A slow ascent into an unknowable darkness. A secret world under the mountain.

No time to absorb this miracle, this ultimate message from Silvina. No time at all.

Because a body was sprawled on the stairs at the edge of the light above me.





[106]


Ronnie Simpson, Unitopia’s last guardian, lay across the steps as if she’d had a heart attack. One arm pinned beneath her. Legs entangled, the left at a right angle at the knee. The laces of the boot had come loose. The back of her head was soaked in blackness. Her face, half turned toward me, had a pinched, mummified quality. She had no eyes, no soft tissue, all the flesh pulled tight. Even under generic gray army fatigues. The way the fabric drew in because there was so little underneath.

I was struck by the way Ronnie’s mouth gaped open. The way the lines of that sunken face radiated out from a soundless and surprising ecstasy. A pale green powder on the dry lips contained evidence of vomit, in how it continued down the chin. Yet she had died in the throes of an overwhelming joy. That unnerved me more than agony.

Poison? Taken internally or carried by the air? If in the air, I was already compromised. Contaminated. Dead.

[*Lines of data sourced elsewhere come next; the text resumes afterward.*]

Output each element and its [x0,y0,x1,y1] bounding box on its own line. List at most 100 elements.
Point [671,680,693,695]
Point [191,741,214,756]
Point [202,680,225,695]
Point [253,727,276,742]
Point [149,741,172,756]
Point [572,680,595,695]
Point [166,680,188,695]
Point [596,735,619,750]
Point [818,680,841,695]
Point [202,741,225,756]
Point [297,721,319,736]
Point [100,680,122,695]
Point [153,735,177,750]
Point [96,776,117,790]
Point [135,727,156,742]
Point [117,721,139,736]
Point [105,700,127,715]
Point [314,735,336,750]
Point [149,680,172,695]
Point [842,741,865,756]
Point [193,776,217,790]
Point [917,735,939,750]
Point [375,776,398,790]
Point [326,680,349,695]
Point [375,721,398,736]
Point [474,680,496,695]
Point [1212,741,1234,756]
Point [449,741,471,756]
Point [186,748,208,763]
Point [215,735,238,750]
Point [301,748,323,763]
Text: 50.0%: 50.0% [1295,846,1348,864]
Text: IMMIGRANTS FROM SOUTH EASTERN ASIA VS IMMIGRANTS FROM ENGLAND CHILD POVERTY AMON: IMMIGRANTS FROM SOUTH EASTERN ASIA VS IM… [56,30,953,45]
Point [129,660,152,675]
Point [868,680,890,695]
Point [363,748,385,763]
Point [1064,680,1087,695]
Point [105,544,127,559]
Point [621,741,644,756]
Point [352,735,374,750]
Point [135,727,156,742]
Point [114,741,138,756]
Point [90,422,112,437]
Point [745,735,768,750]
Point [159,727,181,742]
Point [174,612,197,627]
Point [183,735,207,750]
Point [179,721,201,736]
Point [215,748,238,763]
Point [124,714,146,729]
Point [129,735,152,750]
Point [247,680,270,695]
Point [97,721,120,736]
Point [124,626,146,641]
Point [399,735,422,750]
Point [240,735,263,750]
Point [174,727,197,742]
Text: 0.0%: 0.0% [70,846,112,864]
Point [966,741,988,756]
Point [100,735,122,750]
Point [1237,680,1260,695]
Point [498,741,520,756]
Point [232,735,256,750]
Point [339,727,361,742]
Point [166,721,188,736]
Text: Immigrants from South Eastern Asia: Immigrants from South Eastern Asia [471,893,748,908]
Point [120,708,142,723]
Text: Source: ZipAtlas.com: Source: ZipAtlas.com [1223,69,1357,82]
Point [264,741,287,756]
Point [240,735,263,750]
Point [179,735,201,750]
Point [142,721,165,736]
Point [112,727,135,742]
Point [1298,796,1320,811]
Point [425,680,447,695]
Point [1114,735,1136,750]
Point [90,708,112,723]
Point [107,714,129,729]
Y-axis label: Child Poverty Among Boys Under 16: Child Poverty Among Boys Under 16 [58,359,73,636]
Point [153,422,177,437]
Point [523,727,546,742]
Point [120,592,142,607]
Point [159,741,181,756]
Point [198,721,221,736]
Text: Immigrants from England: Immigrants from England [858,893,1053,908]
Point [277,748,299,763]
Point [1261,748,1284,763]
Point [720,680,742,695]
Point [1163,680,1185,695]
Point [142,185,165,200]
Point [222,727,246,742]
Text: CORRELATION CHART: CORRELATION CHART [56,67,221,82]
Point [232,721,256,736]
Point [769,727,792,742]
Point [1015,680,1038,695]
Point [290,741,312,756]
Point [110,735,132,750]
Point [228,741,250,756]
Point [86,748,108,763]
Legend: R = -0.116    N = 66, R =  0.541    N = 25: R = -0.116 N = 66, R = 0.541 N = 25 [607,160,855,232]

I felt fine. No different than when I had entered the tunnel. But I distrusted her condition. Something about the way salamanders received damage, through their skin. Rates of decay. I tried to do the math. Dead yesterday or dead five years ago while Hellmouth Jack and I wasted time on top of the mountain? Some date uncertain in-between. But nothing about the contrast in mummification and freshness made sense no matter the timing.

Didn’t much like the idea of walking around the body and ignoring it. Put on latex gloves from Shovel Pig, did a search as fast as I could without missing something. Nothing much in her pockets besides ID. No weapons.

So light. Her body was so light, like a canvas frame. Tiny veins had ruptured all over her hands and arms. The smell I couldn’t place. As if dust motes had sparked and burned while afloat. So the air around her had a char of pinpricks. A whispering, charred scent. Couldn’t describe it any other way.

A shadow of my original fears swallowed me. Biological weapons. Ronnie following Silvina into something she didn’t understand, any more than I understood it.

Well, I would know soon enough if I was sick.

I found the hummingbird pinned under her. As if it’d come loose from a pocket or Ronnie had been holding it when she succumbed and fell. Twisted wire. One tiny wing bent. But still glossy black. Stirring a fatal sense of beauty. Old friend. Comrade come back to me.

I saw now that the darkness of the steps beneath Ronnie meant she’d bled out, though I could find no wound. I knelt in her dried blood and took the hummingbird away from her. I could not leave it behind.

That Ronnie had gotten the hummingbird from her brother seemed certain. Whether Ronnie had come here because she remained part of Silvina’s inner circle seemed less certain. Thought of “Hillman” and his bible of numbers. Of how it didn’t matter which Vilcapampa they’d served. Both had wound up dead.

I stood there on the steps, stooped, overcome by so many emotions. It was hard not to cry over something.

But then I took a step forward, and another. Heavy steps, as if the hummingbird weighed me down. Or something did. My boots thick, awkward, made of solid metal.

Each step upward was easier than the last.



* * *



At the top of the stairs, an hour of climbing later, I came to new concrete steps and a portal of a door. Framed in a circle of stainless steel, the oval of the door shuttered like a closed storefront. A button next to it. No pass code here. But the button was thumb shaped, interactive.